Bo's Smokehouse 51 N. Saginaw St., Pontiac; 248-338-6200: With three separate levels occupying almost 12,000 square feet, Bo's Brewery & Bistro offers patrons full bar service, billiards and more. As many as 40 people can sit at the bar and enjoy such Michigan craft beers as Bell's and King's, followed by special desserts every week. And over the last year, they've upped their barbecue game, expanding their selections of smokehouse pork and beef.
Buffalo Wild Wings Grill & Bar Fifteen locations in metro Detroit; see buffalowildwings.com for info: Ah, B-dubs. The bar's mid-day and late-night happy hours show that it's recession friendly, and it flies flags of local pro and college sports teams so that when you're too broke for game tickets, the next best place to be is inside one of these joints, where friends gather, drink, steal some Wet-Naps, and maybe catch some action on the television.
Cleary's Pub 113 S. Main St., Chelsea; 734-475-1922: This small joint in the center of downtown Chelsea has 19 tables, three booths and a full bar — as well as a couple of TV sets with Keno. The kitchen usually serves until 11 p.m. and is extensive with fish (sometimes serving frog legs), ribs, salads, sandwiches and burgers. The clear favorite among barbecue offerings would be the baby-back ribs with homemade Jack Daniels sauce.

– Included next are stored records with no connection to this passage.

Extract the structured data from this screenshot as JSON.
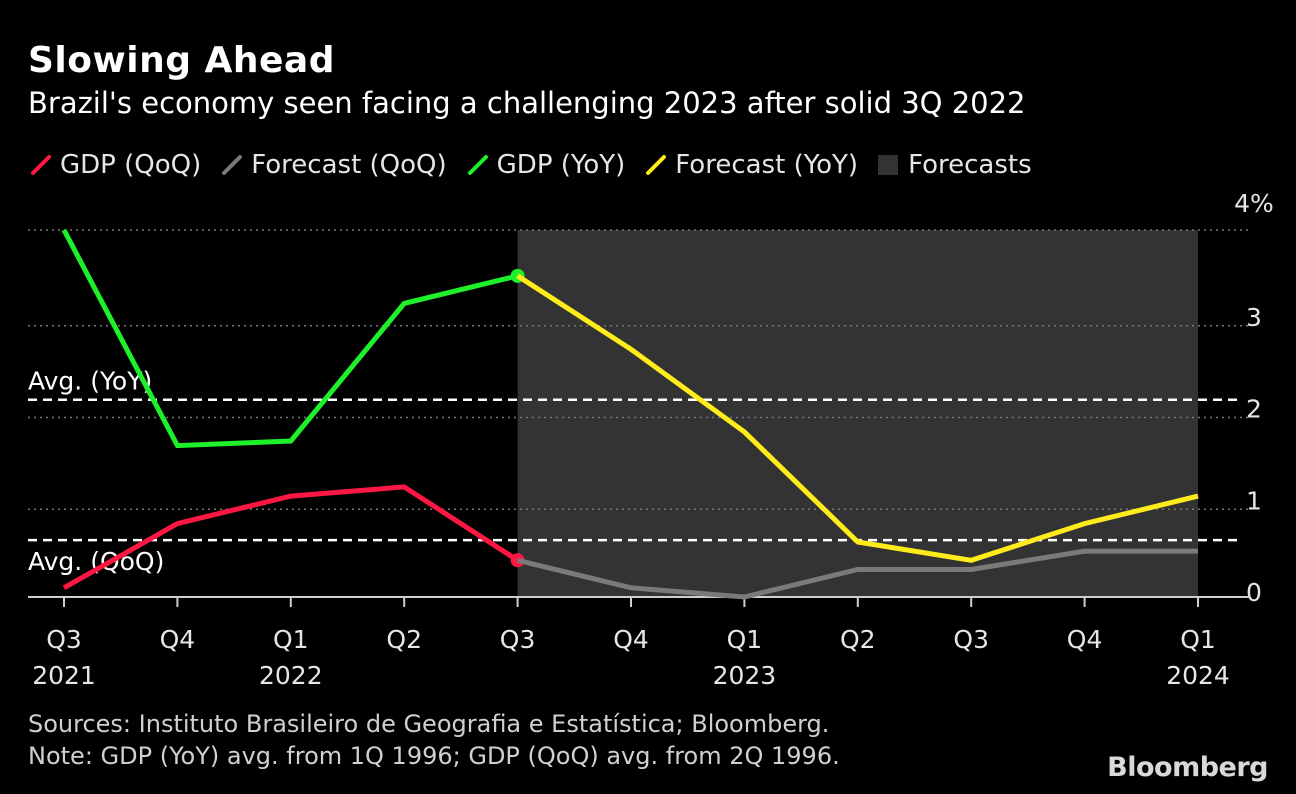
{
  "header": {
    "title": "Slowing Ahead",
    "subtitle": "Brazil's economy seen facing a challenging 2023 after solid 3Q 2022"
  },
  "legend": [
    {
      "label": "GDP (QoQ)",
      "color": "#ff1744",
      "kind": "line"
    },
    {
      "label": "Forecast (QoQ)",
      "color": "#7a7a7a",
      "kind": "line"
    },
    {
      "label": "GDP (YoY)",
      "color": "#1ef02a",
      "kind": "line"
    },
    {
      "label": "Forecast (YoY)",
      "color": "#ffec1a",
      "kind": "line"
    },
    {
      "label": "Forecasts",
      "color": "#333333",
      "kind": "box"
    }
  ],
  "chart_data": {
    "type": "line",
    "categories": [
      "Q3",
      "Q4",
      "Q1",
      "Q2",
      "Q3",
      "Q4",
      "Q1",
      "Q2",
      "Q3",
      "Q4",
      "Q1"
    ],
    "year_labels": [
      "2021",
      "",
      "2022",
      "",
      "",
      "",
      "2023",
      "",
      "",
      "",
      "2024"
    ],
    "ylim": [
      0,
      4
    ],
    "y_ticks": [
      "4%",
      "3",
      "2",
      "1",
      "0"
    ],
    "y_tick_values": [
      4,
      3,
      2,
      1,
      0
    ],
    "grid": "dotted horizontal",
    "forecast_region": {
      "from_index": 4,
      "to_index": 10
    },
    "series": [
      {
        "name": "GDP (QoQ)",
        "color": "#ff1744",
        "points": [
          [
            0,
            0.1
          ],
          [
            1,
            0.8
          ],
          [
            2,
            1.1
          ],
          [
            3,
            1.2
          ],
          [
            4,
            0.4
          ]
        ],
        "end_marker": true
      },
      {
        "name": "Forecast (QoQ)",
        "color": "#7a7a7a",
        "points": [
          [
            4,
            0.4
          ],
          [
            5,
            0.1
          ],
          [
            6,
            0.0
          ],
          [
            7,
            0.3
          ],
          [
            8,
            0.3
          ],
          [
            9,
            0.5
          ],
          [
            10,
            0.5
          ]
        ]
      },
      {
        "name": "GDP (YoY)",
        "color": "#1ef02a",
        "points": [
          [
            0,
            4.0
          ],
          [
            1,
            1.65
          ],
          [
            2,
            1.7
          ],
          [
            3,
            3.2
          ],
          [
            4,
            3.5
          ]
        ],
        "end_marker": true
      },
      {
        "name": "Forecast (YoY)",
        "color": "#ffec1a",
        "points": [
          [
            4,
            3.5
          ],
          [
            5,
            2.7
          ],
          [
            6,
            1.8
          ],
          [
            7,
            0.6
          ],
          [
            8,
            0.4
          ],
          [
            9,
            0.8
          ],
          [
            10,
            1.1
          ]
        ]
      }
    ],
    "reference_lines": [
      {
        "label": "Avg. (YoY)",
        "value": 2.15
      },
      {
        "label": "Avg. (QoQ)",
        "value": 0.62
      }
    ]
  },
  "footer": {
    "sources": "Sources: Instituto Brasileiro de Geografia e Estatística; Bloomberg.",
    "note": "Note: GDP (YoY) avg. from 1Q 1996; GDP (QoQ) avg. from 2Q 1996."
  },
  "brand": "Bloomberg"
}
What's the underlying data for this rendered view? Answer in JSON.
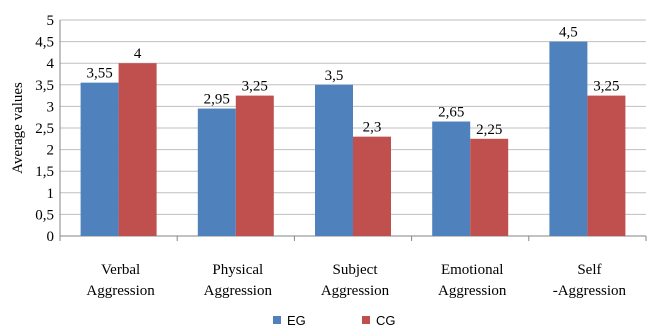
{
  "chart_data": {
    "type": "bar",
    "ylabel": "Average values",
    "xlabel": "",
    "ylim": [
      0,
      5
    ],
    "yticks": [
      "0",
      "0,5",
      "1",
      "1,5",
      "2",
      "2,5",
      "3",
      "3,5",
      "4",
      "4,5",
      "5"
    ],
    "grid": true,
    "legend_position": "bottom",
    "categories": [
      [
        "Verbal",
        "Aggression"
      ],
      [
        "Physical",
        "Aggression"
      ],
      [
        "Subject",
        "Aggression"
      ],
      [
        "Emotional",
        "Aggression"
      ],
      [
        "Self",
        "-Aggression"
      ]
    ],
    "series": [
      {
        "name": "EG",
        "color": "#4f81bd",
        "values": [
          3.55,
          2.95,
          3.5,
          2.65,
          4.5
        ],
        "labels": [
          "3,55",
          "2,95",
          "3,5",
          "2,65",
          "4,5"
        ]
      },
      {
        "name": "CG",
        "color": "#c0504d",
        "values": [
          4,
          3.25,
          2.3,
          2.25,
          3.25
        ],
        "labels": [
          "4",
          "3,25",
          "2,3",
          "2,25",
          "3,25"
        ]
      }
    ]
  }
}
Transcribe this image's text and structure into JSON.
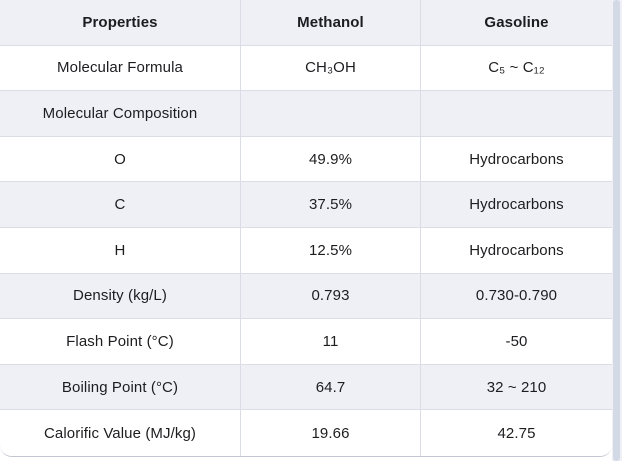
{
  "colors": {
    "shaded_row_bg": "#eef0f5",
    "white_row_bg": "#ffffff",
    "grid_line": "#dadde5",
    "card_bottom_border": "#c3c6d0",
    "text": "#1d1d20",
    "scrollbar_thumb": "#d4d9e6"
  },
  "table": {
    "headers": [
      "Properties",
      "Methanol",
      "Gasoline"
    ],
    "rows": [
      {
        "cells": [
          "Molecular Formula",
          "CH₃OH",
          "C₅ ~ C₁₂"
        ]
      },
      {
        "cells": [
          "Molecular Composition",
          "",
          ""
        ]
      },
      {
        "cells": [
          "O",
          "49.9%",
          "Hydrocarbons"
        ]
      },
      {
        "cells": [
          "C",
          "37.5%",
          "Hydrocarbons"
        ]
      },
      {
        "cells": [
          "H",
          "12.5%",
          "Hydrocarbons"
        ]
      },
      {
        "cells": [
          "Density (kg/L)",
          "0.793",
          "0.730-0.790"
        ]
      },
      {
        "cells": [
          "Flash Point (°C)",
          "11",
          "-50"
        ]
      },
      {
        "cells": [
          "Boiling Point (°C)",
          "64.7",
          "32 ~ 210"
        ]
      },
      {
        "cells": [
          "Calorific Value (MJ/kg)",
          "19.66",
          "42.75"
        ]
      }
    ]
  },
  "chart_data": {
    "type": "table",
    "title": "",
    "columns": [
      "Properties",
      "Methanol",
      "Gasoline"
    ],
    "rows": [
      [
        "Molecular Formula",
        "CH₃OH",
        "C₅ ~ C₁₂"
      ],
      [
        "Molecular Composition",
        "",
        ""
      ],
      [
        "O",
        "49.9%",
        "Hydrocarbons"
      ],
      [
        "C",
        "37.5%",
        "Hydrocarbons"
      ],
      [
        "H",
        "12.5%",
        "Hydrocarbons"
      ],
      [
        "Density (kg/L)",
        "0.793",
        "0.730-0.790"
      ],
      [
        "Flash Point (°C)",
        "11",
        "-50"
      ],
      [
        "Boiling Point (°C)",
        "64.7",
        "32 ~ 210"
      ],
      [
        "Calorific Value (MJ/kg)",
        "19.66",
        "42.75"
      ]
    ],
    "layout": {
      "striped": true,
      "header_bold": true,
      "cell_alignment": "center"
    }
  }
}
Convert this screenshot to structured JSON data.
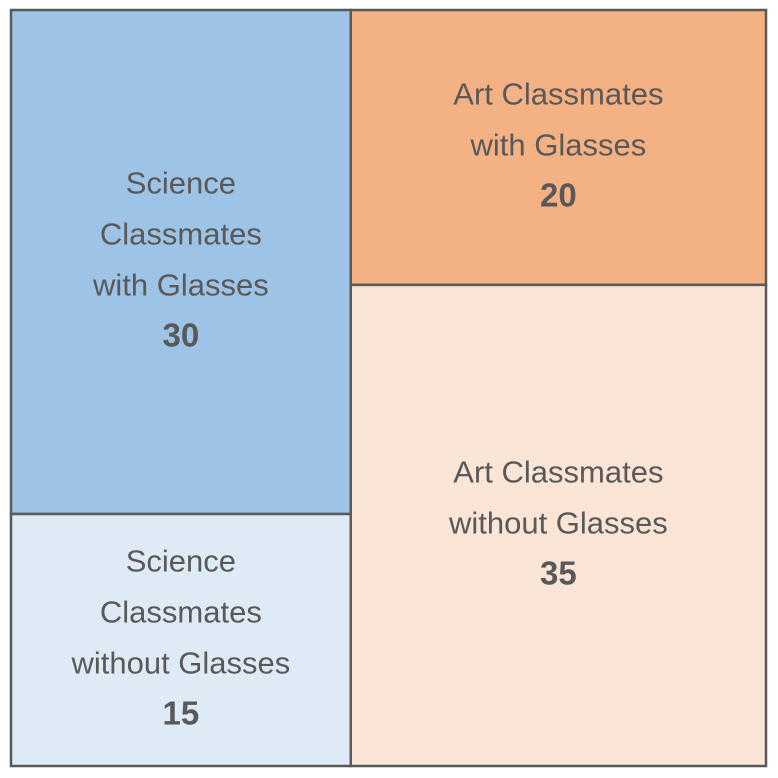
{
  "chart_data": {
    "type": "mosaic",
    "title": "",
    "cells": [
      {
        "group": "Science",
        "label_lines": [
          "Science",
          "Classmates",
          "with Glasses"
        ],
        "value": 30,
        "color": "#9DC3E6"
      },
      {
        "group": "Science",
        "label_lines": [
          "Science",
          "Classmates",
          "without Glasses"
        ],
        "value": 15,
        "color": "#DEEBF7"
      },
      {
        "group": "Art",
        "label_lines": [
          "Art Classmates",
          "with Glasses"
        ],
        "value": 20,
        "color": "#F4B183"
      },
      {
        "group": "Art",
        "label_lines": [
          "Art Classmates",
          "without Glasses"
        ],
        "value": 35,
        "color": "#FBE5D6"
      }
    ],
    "border_color": "#595959"
  }
}
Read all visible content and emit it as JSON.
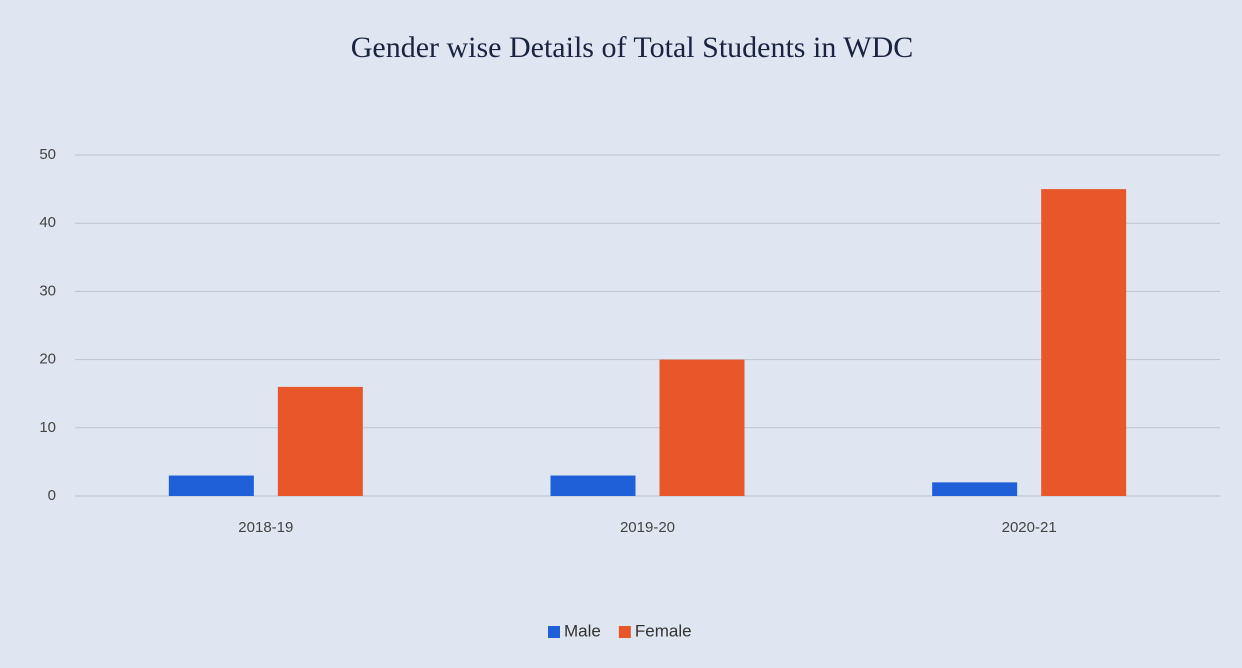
{
  "chart_data": {
    "type": "bar",
    "title": "Gender wise Details of Total Students in WDC",
    "categories": [
      "2018-19",
      "2019-20",
      "2020-21"
    ],
    "series": [
      {
        "name": "Male",
        "color": "#1f5fd8",
        "values": [
          3,
          3,
          2
        ]
      },
      {
        "name": "Female",
        "color": "#e8572a",
        "values": [
          16,
          20,
          45
        ]
      }
    ],
    "ylim": [
      0,
      50
    ],
    "yticks": [
      0,
      10,
      20,
      30,
      40,
      50
    ],
    "grid": true,
    "legend": "bottom"
  }
}
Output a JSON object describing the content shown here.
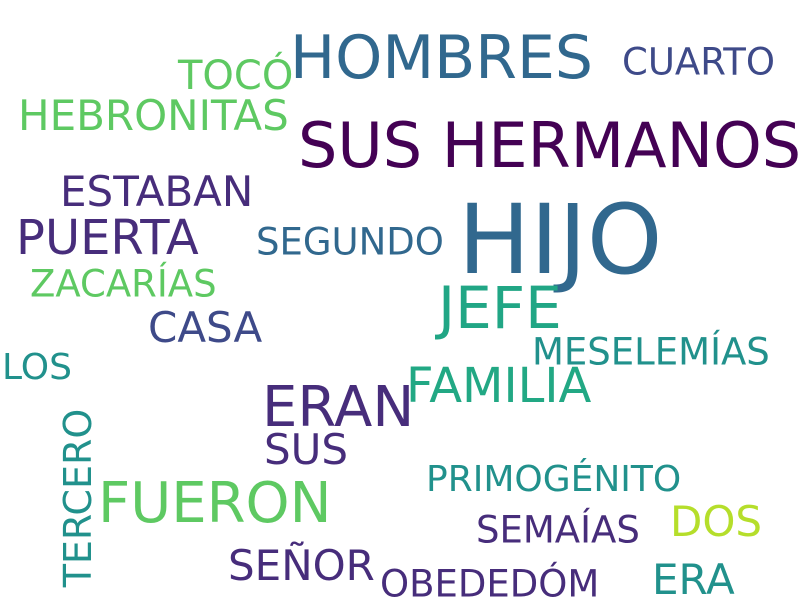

Sorry, no happy hour, because they're always happy!
Famous Dave's 20300 E. 13 Mile Rd., Roseville; 586-293-2900; $: Why is Famous Dave's so famous? The barbecue, of course! Serving hot-smoked ribs straight out of the Southern Pride Rotisserie Smoker, you'll need lots of Wet-Naps, a cool beverage and probably a "slice of heaven," a homemade bread pudding. The bar seats 10, and there's Blue Moon on tap. They offer $1 pints on Wednesdays and $4 off-the-menu "Famous" drinks on Thursdays.